Foundation’s Foundation

A few entries back, I wrote about the Foundation series. Its premise rests on the (imaginary) science of psychohistory, which allows its practitioners, twelve thousand years in the future, to predict the course of human history in aggregate over billions of people and thousands of years. The books are exciting but also implausible, since so many critical plot events turn on the actions of individual people. That psychohistory could predict so well the decisions one person (not a logical automaton, a real person) is hard to believe. (It also makes the books a little more awesome, the way any powerful force does in sci-fi and fantasy.)

I happen to be re-reading Arthur Koestler’s Darkness at Noon, a thrilling fictional account of communism (and why it went wrong) from the inside. I recently came across a curious paragraph. In it, the protagonist is trying to imagine what’s going in the brain, the “gray whorls”, of his country’s leader, known as No. 1.

What went on in the inflated gray whorls? One knew everything about the far-away nebulae, but nothing about the whorls. That was probably the reason that history was more of an oracle than a science. Perhaps later, much later, it would be taught by means of tables of statistics, supplemented by such anatomical sections. The teacher would draw on the blackboard an algebraic formula representing the conditions of life of the masses of a particular nation at a particular period: “Here, citizens, you see the objective factors which conditioned the historical process.” And, pointing with his ruler to a gray foggy landscape between the second and third lobe of No. 1’s brain: “Now here you see the subjective reflection of these factors. It was this which in the second quarter of the twentieth century led to the triumph of the totalitarian principle in the Easy of Europe.” Until this stage was reached, politics would remain bloody dilettantism, mere superstition and black magic…

Well now. Foundation was written between 1942 and 1950; Darkness at Noon was published in 1941. For all we know, Asimov got his idea from Darkness.

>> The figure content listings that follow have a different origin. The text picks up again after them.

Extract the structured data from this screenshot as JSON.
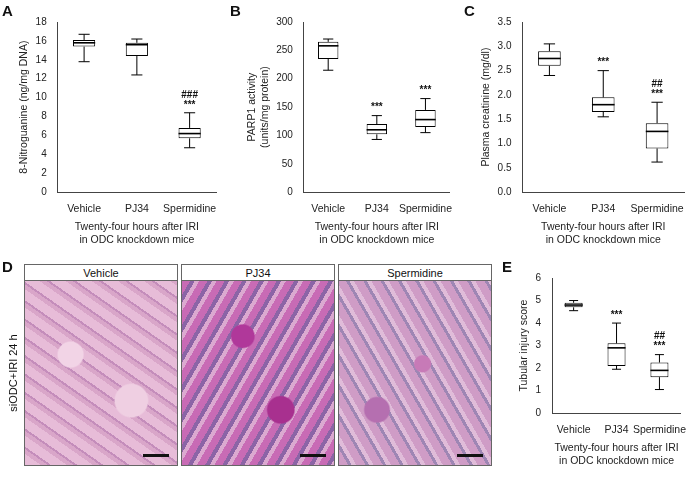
{
  "chart_data": [
    {
      "type": "box",
      "panel": "A",
      "y_label": "8-Nitroguanine (ng/mg DNA)",
      "x_label": [
        "Twenty-four hours after IRI",
        "in ODC knockdown mice"
      ],
      "categories": [
        "Vehicle",
        "PJ34",
        "Spermidine"
      ],
      "min": [
        13.8,
        12.4,
        4.7
      ],
      "q1": [
        15.4,
        14.4,
        5.7
      ],
      "median": [
        15.8,
        15.6,
        6.2
      ],
      "q3": [
        16.1,
        15.8,
        6.8
      ],
      "max": [
        16.7,
        16.2,
        8.4
      ],
      "annotations": [
        [],
        [],
        [
          "###",
          "***"
        ]
      ],
      "ylim": [
        0,
        18
      ],
      "yticks": [
        0,
        2,
        4,
        6,
        8,
        10,
        12,
        14,
        16,
        18
      ],
      "grid": false,
      "color": "#000000"
    },
    {
      "type": "box",
      "panel": "B",
      "y_label": [
        "PARP1 activity",
        "(units/mg protein)"
      ],
      "x_label": [
        "Twenty-four hours after IRI",
        "in ODC knockdown mice"
      ],
      "categories": [
        "Vehicle",
        "PJ34",
        "Spermidine"
      ],
      "min": [
        215,
        93,
        105
      ],
      "q1": [
        235,
        102,
        115
      ],
      "median": [
        258,
        110,
        128
      ],
      "q3": [
        265,
        120,
        145
      ],
      "max": [
        270,
        135,
        165
      ],
      "annotations": [
        [],
        [
          "***"
        ],
        [
          "***"
        ]
      ],
      "ylim": [
        0,
        300
      ],
      "yticks": [
        0,
        50,
        100,
        150,
        200,
        250,
        300
      ],
      "grid": false,
      "color": "#000000"
    },
    {
      "type": "box",
      "panel": "C",
      "y_label": "Plasma creatinine (mg/dl)",
      "x_label": [
        "Twenty-four hours after IRI",
        "in ODC knockdown mice"
      ],
      "categories": [
        "Vehicle",
        "PJ34",
        "Spermidine"
      ],
      "min": [
        2.4,
        1.55,
        0.62
      ],
      "q1": [
        2.6,
        1.65,
        0.9
      ],
      "median": [
        2.75,
        1.8,
        1.25
      ],
      "q3": [
        2.9,
        1.95,
        1.42
      ],
      "max": [
        3.05,
        2.5,
        1.85
      ],
      "annotations": [
        [],
        [
          "***"
        ],
        [
          "##",
          "***"
        ]
      ],
      "ylim": [
        0,
        3.5
      ],
      "yticks": [
        {
          "value": 0,
          "label": "0.0"
        },
        0.5,
        {
          "value": 1,
          "label": "1.0"
        },
        1.5,
        {
          "value": 2,
          "label": "2.0"
        },
        2.5,
        {
          "value": 3,
          "label": "3.0"
        },
        3.5
      ],
      "grid": false,
      "color": "#000000"
    },
    {
      "type": "box",
      "panel": "E",
      "y_label": "Tubular injury score",
      "x_label": [
        "Twenty-four hours after IRI",
        "in ODC knockdown mice"
      ],
      "categories": [
        "Vehicle",
        "PJ34",
        "Spermidine"
      ],
      "min": [
        4.55,
        1.95,
        1.05
      ],
      "q1": [
        4.7,
        2.1,
        1.6
      ],
      "median": [
        4.8,
        2.9,
        1.9
      ],
      "q3": [
        4.9,
        3.1,
        2.25
      ],
      "max": [
        5.0,
        4.0,
        2.6
      ],
      "annotations": [
        [],
        [
          "***"
        ],
        [
          "##",
          "***"
        ]
      ],
      "ylim": [
        0,
        6
      ],
      "yticks": [
        0,
        1,
        2,
        3,
        4,
        5,
        6
      ],
      "grid": false,
      "color": "#000000"
    }
  ],
  "image_panel": {
    "panel": "D",
    "row_label": "siODC+IRI 24 h",
    "images": [
      "Vehicle",
      "PJ34",
      "Spermidine"
    ]
  }
}
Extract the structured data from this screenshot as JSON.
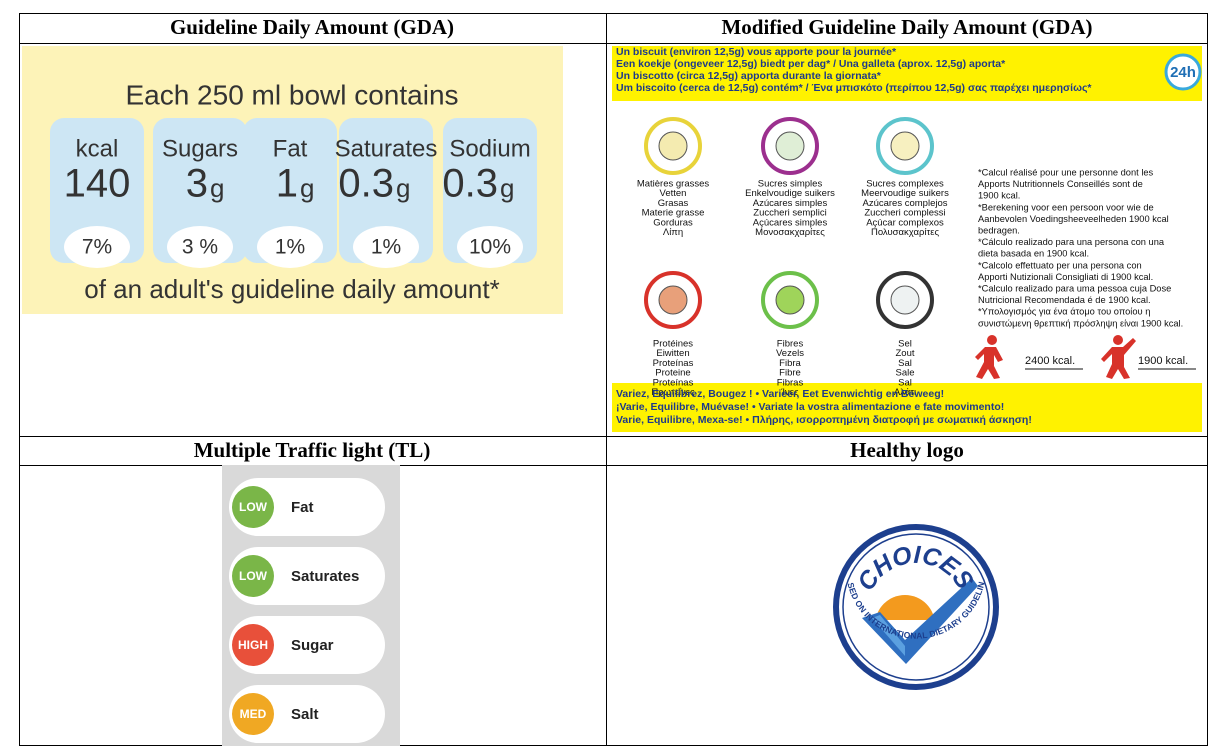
{
  "headers": [
    "Guideline Daily Amount (GDA)",
    "Modified Guideline Daily Amount (GDA)",
    "Multiple Traffic light (TL)",
    "Healthy logo"
  ],
  "gda": {
    "heading": "Each 250 ml bowl contains",
    "items": [
      {
        "name": "kcal",
        "amount": "140",
        "percent": "7%"
      },
      {
        "name": "Sugars",
        "amount": "3",
        "unit": "g",
        "percent": "3 %"
      },
      {
        "name": "Fat",
        "amount": "1",
        "unit": "g",
        "percent": "1%"
      },
      {
        "name": "Saturates",
        "amount": "0.3",
        "unit": "g",
        "percent": "1%"
      },
      {
        "name": "Sodium",
        "amount": "0.3",
        "unit": "g",
        "percent": "10%"
      }
    ],
    "footer": "of an adult's guideline daily amount*"
  },
  "modified": {
    "top_lines": [
      "Un biscuit (environ 12,5g) vous apporte pour la journée*",
      "Een koekje (ongeveer 12,5g) biedt per dag* / Una galleta (aprox. 12,5g) aporta*",
      "Un biscotto (circa 12,5g) apporta durante la giornata*",
      "Um biscoito (cerca de 12,5g) contém* / Ένα μπισκότο (περίπου 12,5g) σας παρέχει ημερησίως*"
    ],
    "badge": "24h",
    "nutrients": [
      {
        "lines": [
          "Matières grasses",
          "Vetten",
          "Grasas",
          "Materie grasse",
          "Gorduras",
          "Λίπη"
        ]
      },
      {
        "lines": [
          "Sucres simples",
          "Enkelvoudige suikers",
          "Azúcares simples",
          "Zuccheri semplici",
          "Açúcares simples",
          "Μονοσακχαρίτες"
        ]
      },
      {
        "lines": [
          "Sucres complexes",
          "Meervoudige suikers",
          "Azúcares complejos",
          "Zuccheri complessi",
          "Açúcar complexos",
          "Πολυσακχαρίτες"
        ]
      },
      {
        "lines": [
          "Protéines",
          "Eiwitten",
          "Proteínas",
          "Proteine",
          "Proteínas",
          "Πρωτεΐνες"
        ]
      },
      {
        "lines": [
          "Fibres",
          "Vezels",
          "Fibra",
          "Fibre",
          "Fibras",
          "Ίνες"
        ]
      },
      {
        "lines": [
          "Sel",
          "Zout",
          "Sal",
          "Sale",
          "Sal",
          "Αλάτι"
        ]
      }
    ],
    "notes": [
      "*Calcul réalisé pour une personne dont les",
      "Apports Nutritionnels Conseillés sont de",
      "1900 kcal.",
      "*Berekening voor een persoon voor wie de",
      "Aanbevolen Voedingsheeveelheden 1900 kcal",
      "bedragen.",
      "*Cálculo realizado para una persona con una",
      "dieta basada en 1900 kcal.",
      "*Calcolo effettuato per una persona con",
      "Apporti Nutizionali Consigliati di 1900 kcal.",
      "*Calculo realizado para uma pessoa cuja Dose",
      "Nutricional Recomendada é de 1900 kcal.",
      "*Υπολογισμός για ένα άτομο του οποίου η",
      "συνιστώμενη θρεπτική πρόσληψη είναι 1900 kcal."
    ],
    "energy": [
      "2400 kcal.",
      "1900 kcal."
    ],
    "bottom_lines": [
      "Variez, Equilibrez, Bougez !  •  Varieer, Eet Evenwichtig en Beweeg!",
      "¡Varie, Equilibre, Muévase!  •  Variate la vostra alimentazione e fate movimento!",
      "Varie, Equilibre, Mexa-se!  •  Πλήρης, ισορροπημένη διατροφή με σωματική άσκηση!"
    ]
  },
  "traffic_light": {
    "items": [
      {
        "level": "LOW",
        "name": "Fat",
        "color": "#7ab648"
      },
      {
        "level": "LOW",
        "name": "Saturates",
        "color": "#7ab648"
      },
      {
        "level": "HIGH",
        "name": "Sugar",
        "color": "#e8503a"
      },
      {
        "level": "MED",
        "name": "Salt",
        "color": "#f0a823"
      }
    ]
  },
  "logo": {
    "name": "CHOICES",
    "tagline": "BASED ON INTERNATIONAL DIETARY GUIDELINES"
  }
}
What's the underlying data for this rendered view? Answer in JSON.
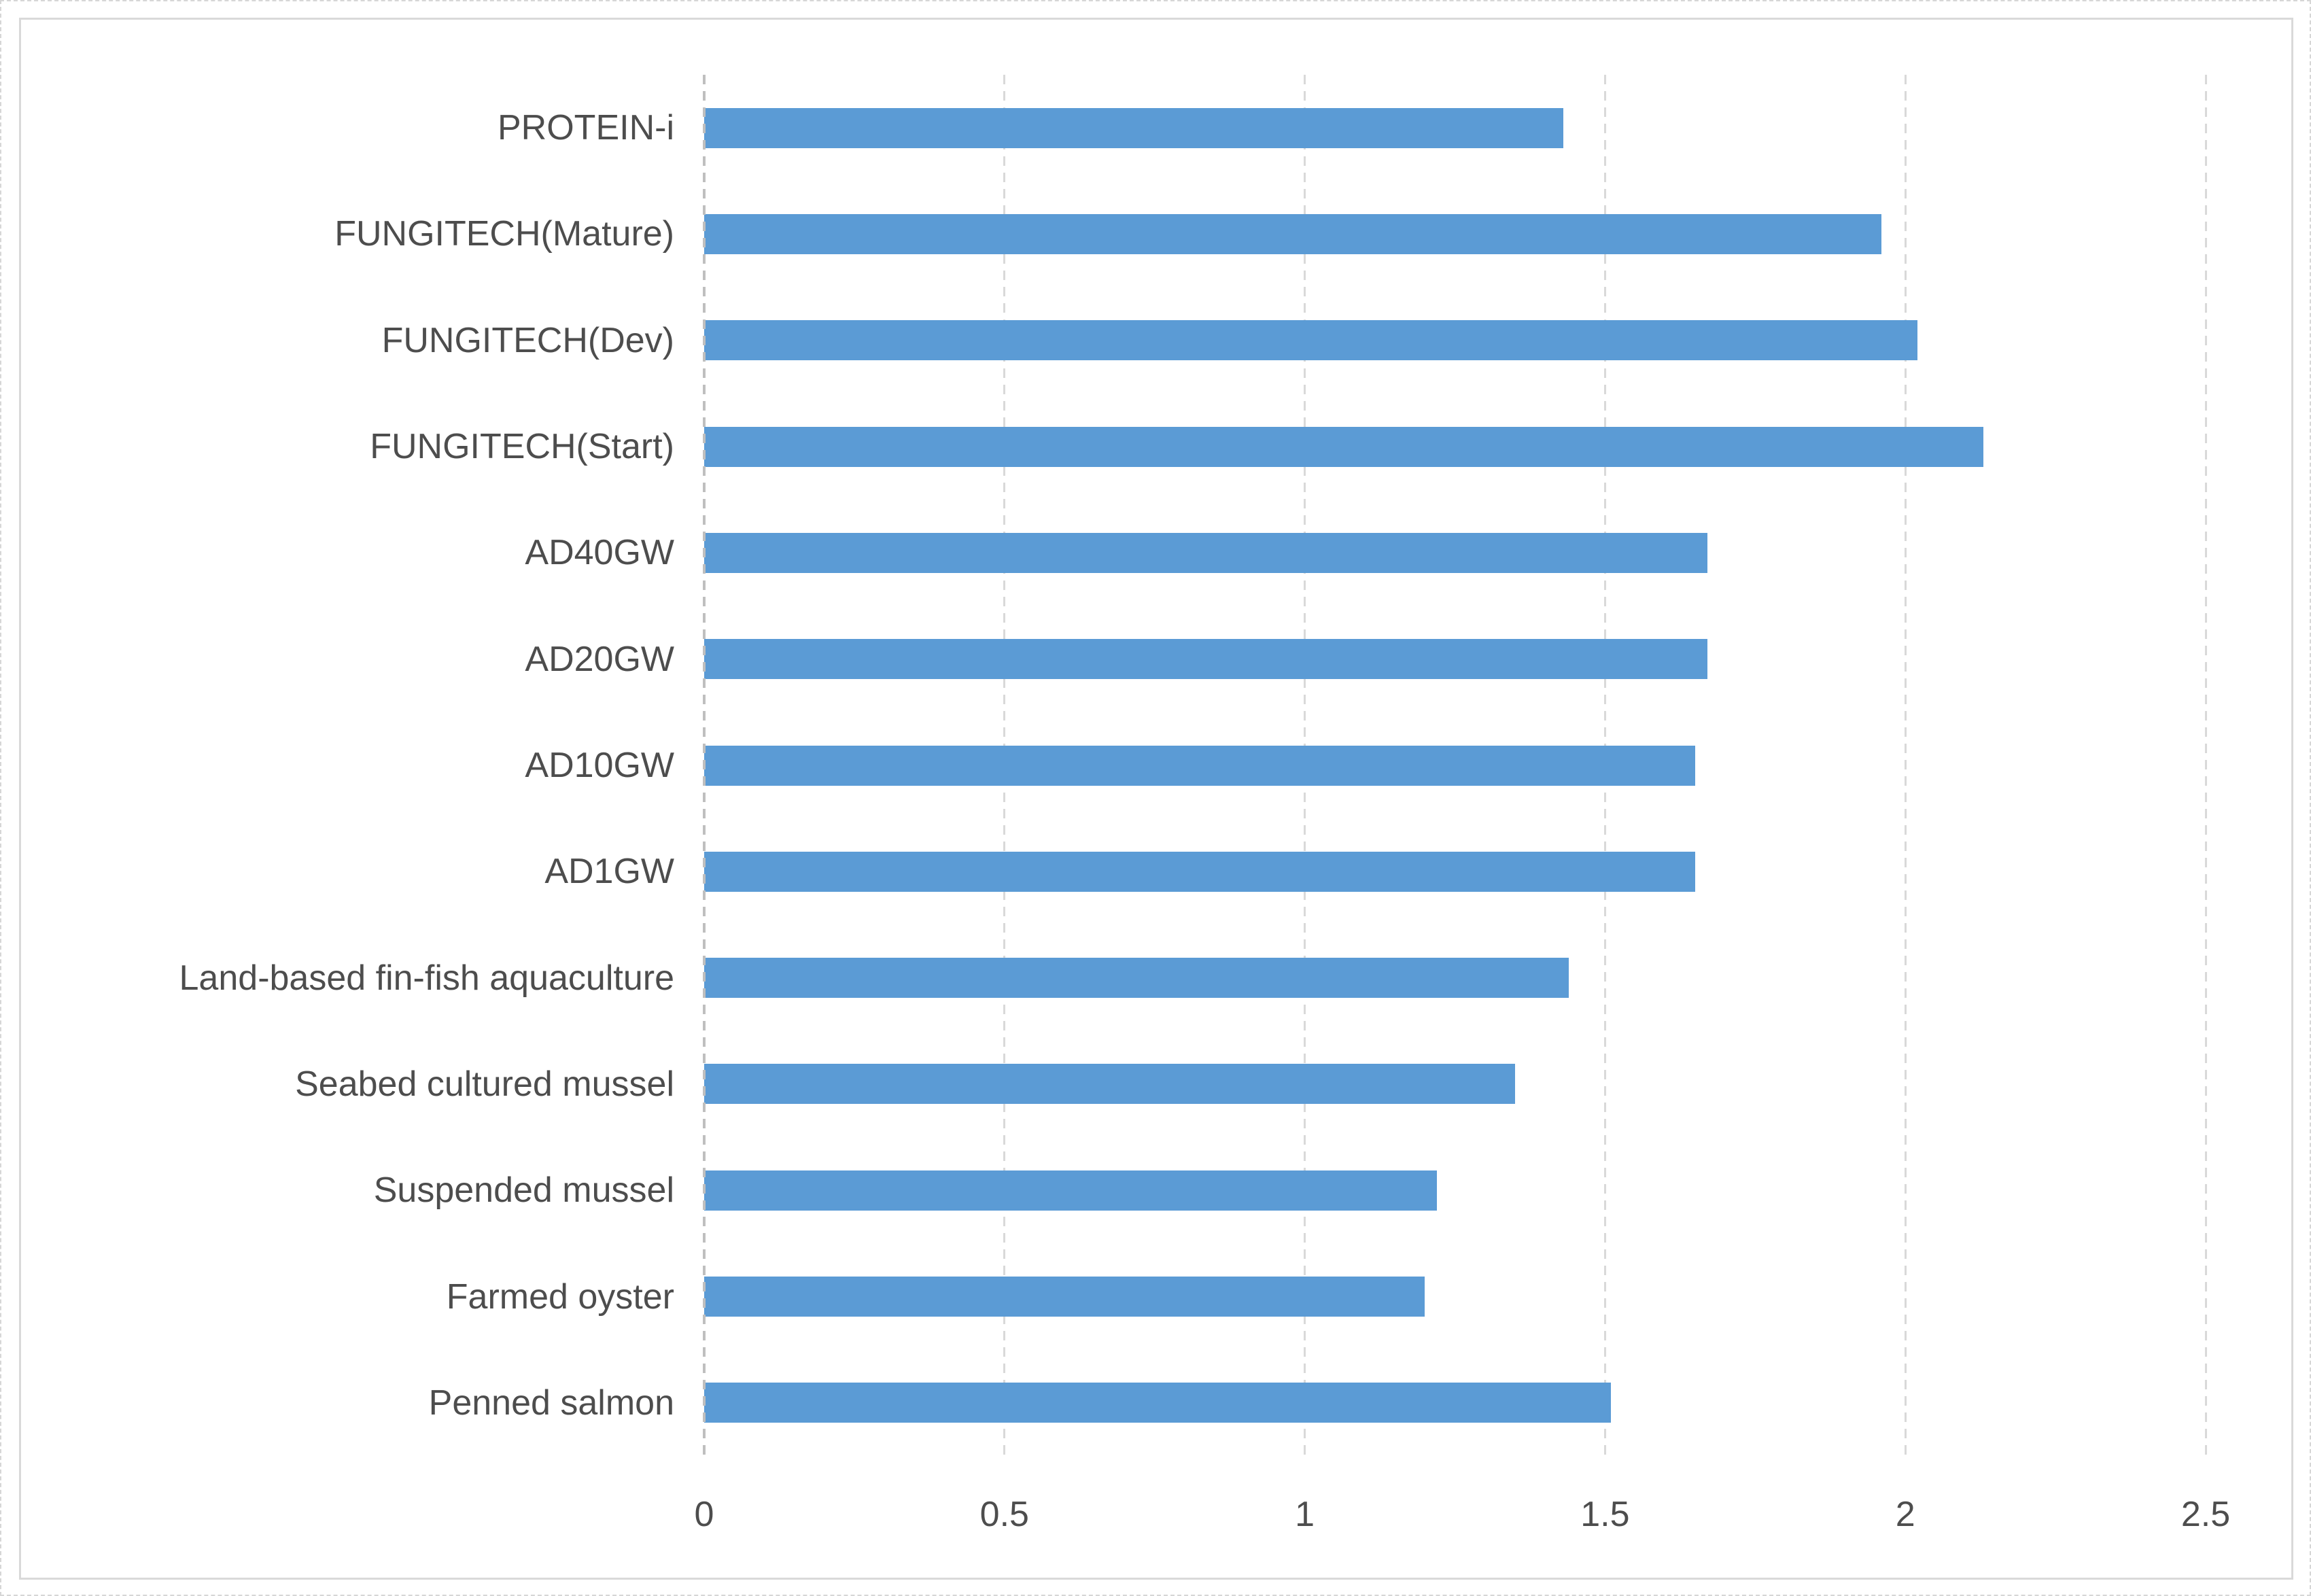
{
  "chart_data": {
    "type": "bar",
    "orientation": "horizontal",
    "title": "",
    "subtitle": "",
    "xlabel": "",
    "ylabel": "",
    "categories": [
      "PROTEIN-i",
      "FUNGITECH(Mature)",
      "FUNGITECH(Dev)",
      "FUNGITECH(Start)",
      "AD40GW",
      "AD20GW",
      "AD10GW",
      "AD1GW",
      "Land-based fin-fish aquaculture",
      "Seabed cultured mussel",
      "Suspended mussel",
      "Farmed oyster",
      "Penned salmon"
    ],
    "values": [
      1.43,
      1.96,
      2.02,
      2.13,
      1.67,
      1.67,
      1.65,
      1.65,
      1.44,
      1.35,
      1.22,
      1.2,
      1.51
    ],
    "xlim": [
      0,
      2.5
    ],
    "xticks": [
      0,
      0.5,
      1,
      1.5,
      2,
      2.5
    ],
    "xtick_labels": [
      "0",
      "0.5",
      "1",
      "1.5",
      "2",
      "2.5"
    ],
    "grid": "vertical-dashed",
    "legend": "none",
    "colors": {
      "bar": "#5B9BD5",
      "gridline": "#D9D9D9",
      "axis_line": "#BFBFBF",
      "tick_text": "#4D4D4D",
      "category_text": "#4D4D4D",
      "chart_border": "#D9D9D9"
    }
  }
}
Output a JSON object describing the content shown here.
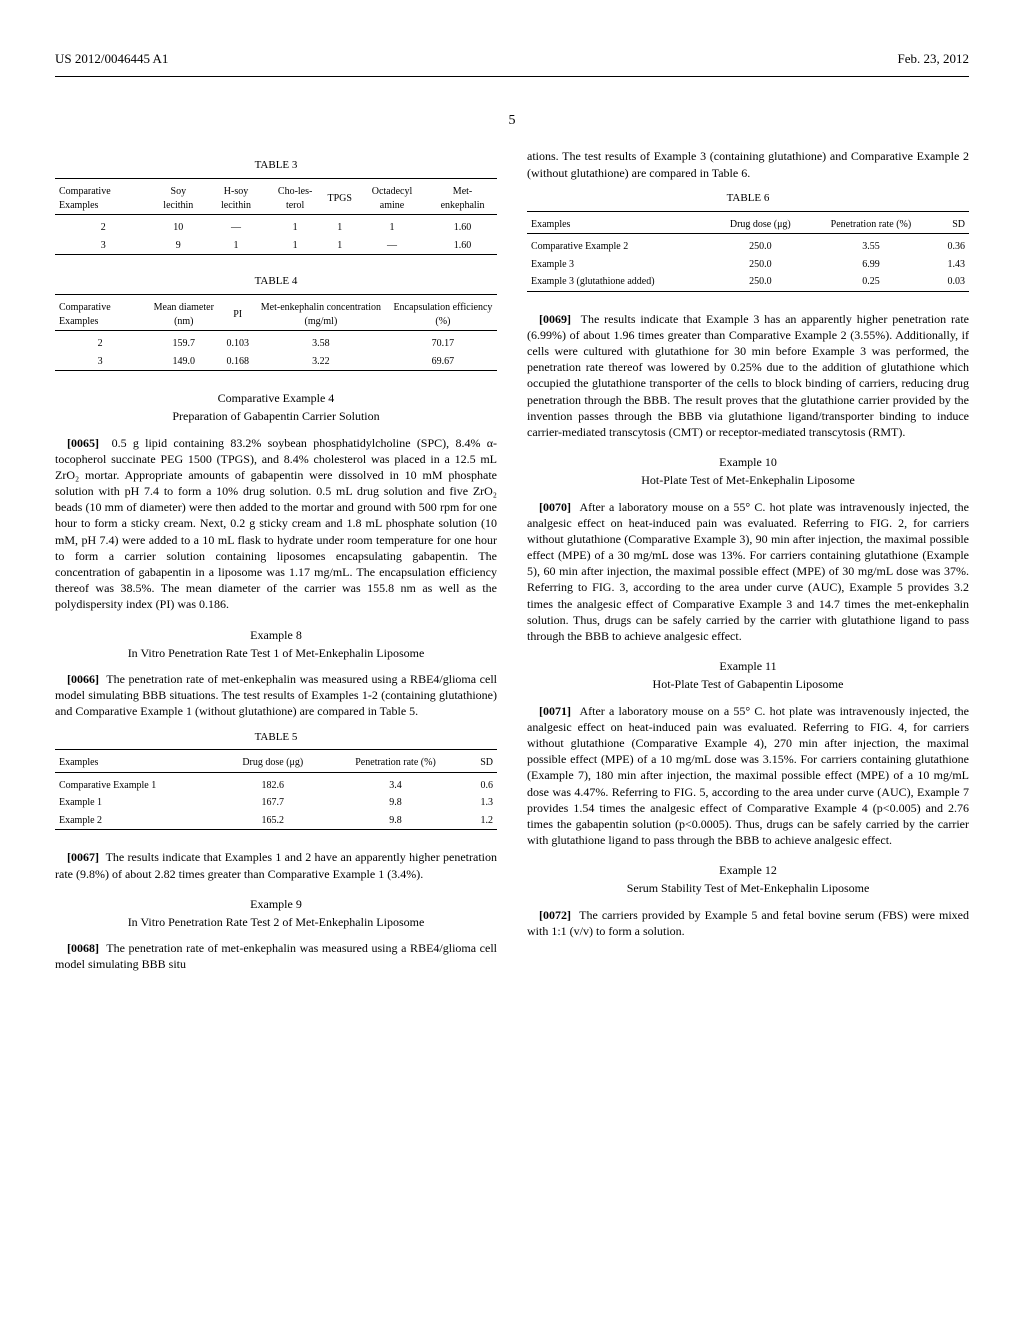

But Koestler goes further: in this single mocking paragraph, he neatly introduces the concept of psychohistory before Asimov and simultaneously exposes its essential absurdity, that the course of human history could be predicted merely by “objective factors” – which, in Asimov’s books, do not attempt to account for the particular vagaries of No. 1’s brain, but instead only broadly cover its expected behavior, and yet provide astoundingly robust results. (It takes a mutant to get the psychohistorians off their game.)

Where would the US be today – militarily and fiscally, for starters — if Gore had been elected selected President instead of Bush? Koestler’s tongue-in-cheek examination gets it right: even in democracies, so much depends on the gray whorls of a single individual. (Of course, whether that individual is Dubya himself, or instead Anthony Kennedy, the Supreme Court justice who swung Bush v. Gore 5-4 in his favor, is debatable. Maybe it was inevitable after all. Aughhhhhh.)